Icons of Horror: Clive Barker


    As part of the Catacombs "Strange Terrors" celebration, here is the first of four weekly posts in my 2010 "Icons of Horror" series, with this years set focusing on popular or significant genre authors.

    Clive Barker is one of the leading authors of contemporary horror/fantasy, mostly in the form of short stories such as his Books of Blood and novels such as The Damnation Game. He has also written modern-day fantasy, blending urban-fantasy with horror elements in Weaveworld, The Great and Secret Show, Imajica and Sacrament; bringing in deeper concepts of reality, the nature of the mind and dreams and the power of words or memories.
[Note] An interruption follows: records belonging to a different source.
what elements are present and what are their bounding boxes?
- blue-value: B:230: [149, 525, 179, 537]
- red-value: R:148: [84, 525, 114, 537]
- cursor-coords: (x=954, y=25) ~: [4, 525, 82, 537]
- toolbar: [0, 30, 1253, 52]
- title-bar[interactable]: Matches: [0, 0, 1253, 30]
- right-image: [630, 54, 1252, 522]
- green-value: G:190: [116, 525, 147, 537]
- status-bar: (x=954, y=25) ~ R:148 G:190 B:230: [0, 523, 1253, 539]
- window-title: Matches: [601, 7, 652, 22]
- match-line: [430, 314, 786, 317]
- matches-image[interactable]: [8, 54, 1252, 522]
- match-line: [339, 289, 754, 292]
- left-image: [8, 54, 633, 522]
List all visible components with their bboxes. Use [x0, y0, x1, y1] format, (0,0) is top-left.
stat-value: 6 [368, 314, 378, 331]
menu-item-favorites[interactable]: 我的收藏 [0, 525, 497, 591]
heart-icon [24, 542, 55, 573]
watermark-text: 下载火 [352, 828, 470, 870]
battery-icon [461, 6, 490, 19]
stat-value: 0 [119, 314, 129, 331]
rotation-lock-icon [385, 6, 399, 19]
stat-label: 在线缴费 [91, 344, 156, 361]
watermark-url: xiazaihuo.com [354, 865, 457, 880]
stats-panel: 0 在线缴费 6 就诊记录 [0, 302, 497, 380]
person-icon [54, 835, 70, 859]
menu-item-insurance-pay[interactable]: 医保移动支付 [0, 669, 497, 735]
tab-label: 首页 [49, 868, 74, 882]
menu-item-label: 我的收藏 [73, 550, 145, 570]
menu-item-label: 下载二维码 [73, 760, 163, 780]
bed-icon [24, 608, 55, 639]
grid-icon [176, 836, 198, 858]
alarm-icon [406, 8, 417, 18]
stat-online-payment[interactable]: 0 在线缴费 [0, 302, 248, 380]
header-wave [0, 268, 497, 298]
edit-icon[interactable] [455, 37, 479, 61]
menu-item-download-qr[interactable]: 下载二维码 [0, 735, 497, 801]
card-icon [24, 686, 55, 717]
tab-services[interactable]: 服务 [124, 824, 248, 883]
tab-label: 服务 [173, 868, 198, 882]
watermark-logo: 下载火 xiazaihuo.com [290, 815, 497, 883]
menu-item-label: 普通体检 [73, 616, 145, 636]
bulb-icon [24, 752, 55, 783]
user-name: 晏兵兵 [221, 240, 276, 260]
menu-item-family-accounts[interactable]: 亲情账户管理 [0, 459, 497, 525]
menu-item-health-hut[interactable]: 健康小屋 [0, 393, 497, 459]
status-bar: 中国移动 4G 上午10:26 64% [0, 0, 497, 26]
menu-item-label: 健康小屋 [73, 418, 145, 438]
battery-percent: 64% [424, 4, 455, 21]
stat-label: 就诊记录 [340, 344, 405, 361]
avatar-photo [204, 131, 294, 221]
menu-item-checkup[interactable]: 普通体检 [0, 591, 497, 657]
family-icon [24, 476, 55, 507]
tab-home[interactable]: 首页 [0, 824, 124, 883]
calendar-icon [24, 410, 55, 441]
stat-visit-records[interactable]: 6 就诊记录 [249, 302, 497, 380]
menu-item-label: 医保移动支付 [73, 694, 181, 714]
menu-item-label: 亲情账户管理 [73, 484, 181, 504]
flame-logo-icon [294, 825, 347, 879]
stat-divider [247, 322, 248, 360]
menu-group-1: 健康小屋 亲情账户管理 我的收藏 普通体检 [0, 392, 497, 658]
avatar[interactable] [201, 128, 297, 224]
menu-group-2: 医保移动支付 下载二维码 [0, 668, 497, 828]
    Barker's distinctive style is characterized by elements of hidden fantastical worlds coexisting with our own, the role of sexuality in the supernatural and the construction of coherent, complex and detailed universes. Barker has referred to this style as "dark fantasy" and his stories are notable for a deliberate blurring of the distinctions between binary opposites such as heaven and hell, or pleasure and pain.

    Displeased by how some of his theatrical screenplays were being handled, Barker began directing with Hellraiser (1987), based on his novella "The Hellbound Heart". After his film Nightbreed, was widely considered to be a flop, Barker returned to write and direct Lord of Illusions. He later served as an executive producer of the film Gods and Monsters, a fictionalized account of the last days of troubled film director James Whale (Frankenstein, The Invisible Man, and Bride of Frankenstein) which received wide critical acclaim.

    A longtime comics fan, Barker achieved his dream of publishing his own superhero books when Marvel Comics launched the “Razorline” imprint in 1993. Other comic book publishers that have adapted Barker’s works include Eclipse, Dark Horse and IDW.

    Barker has been openly homosexual since the early 1990s and he received The Davidson/Valentini Award at the 15th GLAAD Media Awards in 2003. This award is presented to an openly lesbian, gay, bisexual or transgender individual who has made a significant difference in promoting equal rights for any of those communities. [Portrait illustration (above; left) by Maya Samuels-Smith.]